Tomorrow morning, I shall bid my seventeen-year-old son farewell as he travels to another city to begin his undergraduate studies. These past weeks, as friends have learnt of his move, many have peered me and asked, ‘How are you doing?’
‘I’m fine,’ I bravely reply. ‘I feel that this is the best opportunity for his future.’
There are moments when nostalgia seizes me and tears threaten, but intellectually, rationally, I believe the time is right for him to leave home and experience the wider world.
It made me reflect on a vastly different farewell that I have been writing about. Remember the Sri Lankan asylum seeker I wrote about previously? Let’s call him Suthan. His father was killed in 1989 and his older brother disappeared in 1995.
In Suthan’s words, this is how it happened: My mother was very sad so she decided to send me away. She knew very well that I wouldn’t join the Tamil Tigers because I am not interested at all; I was a frightened boy. But my mother wanted to keep me safe, so she decided to send me to another country. I didn’t want to go; I really felt like shit. For one month I couldn’t cope.
What, you may ask, compelled Suthan’s mother to surrender her only remaining son, and an exorbitant sum of money, to people smugglers? The only answer, in my mind, is that the alternative was worse.
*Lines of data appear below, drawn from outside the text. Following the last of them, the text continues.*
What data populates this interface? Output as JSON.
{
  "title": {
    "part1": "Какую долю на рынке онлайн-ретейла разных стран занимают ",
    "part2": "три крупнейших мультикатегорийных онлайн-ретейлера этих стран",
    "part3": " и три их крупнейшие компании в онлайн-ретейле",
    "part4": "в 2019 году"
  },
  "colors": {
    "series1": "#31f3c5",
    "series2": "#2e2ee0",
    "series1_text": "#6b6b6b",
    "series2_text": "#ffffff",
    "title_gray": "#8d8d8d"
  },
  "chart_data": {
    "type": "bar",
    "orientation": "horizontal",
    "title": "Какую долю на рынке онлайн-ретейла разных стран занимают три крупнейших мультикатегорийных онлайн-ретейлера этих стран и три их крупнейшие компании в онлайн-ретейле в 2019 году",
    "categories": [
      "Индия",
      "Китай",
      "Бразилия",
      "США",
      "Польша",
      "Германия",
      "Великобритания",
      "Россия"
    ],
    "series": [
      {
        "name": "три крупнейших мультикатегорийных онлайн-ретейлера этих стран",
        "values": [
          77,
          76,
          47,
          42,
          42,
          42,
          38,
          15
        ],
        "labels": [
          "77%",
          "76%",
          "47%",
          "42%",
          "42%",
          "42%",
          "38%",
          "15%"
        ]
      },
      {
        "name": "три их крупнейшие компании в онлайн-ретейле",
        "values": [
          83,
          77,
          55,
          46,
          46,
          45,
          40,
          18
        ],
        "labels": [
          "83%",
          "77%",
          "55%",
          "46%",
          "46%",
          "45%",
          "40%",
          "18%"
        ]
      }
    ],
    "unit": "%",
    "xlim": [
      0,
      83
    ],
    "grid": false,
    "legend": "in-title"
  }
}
Indeed, in 1995, in Sri Lanka, it was very dangerous to be a young Tamil male – a potential recruit to the Tamil Tigers and a deadly threat to the predominantly Singhalese army. Therefore, Suthan’s mother sent him away even though he was only nineteen and there were no guarantees, no certainties. She was buying hope and the chance, however tenuous, that her son will survive.
I used to see migrants as different to refugees. I am writing a story about them, not about me. But more and more, I see it as a spectrum, with the forced migration of refugees on one end and my voluntary migration on the other.
But the commonality is that we move because we hope for better things. It is only human to act on hope.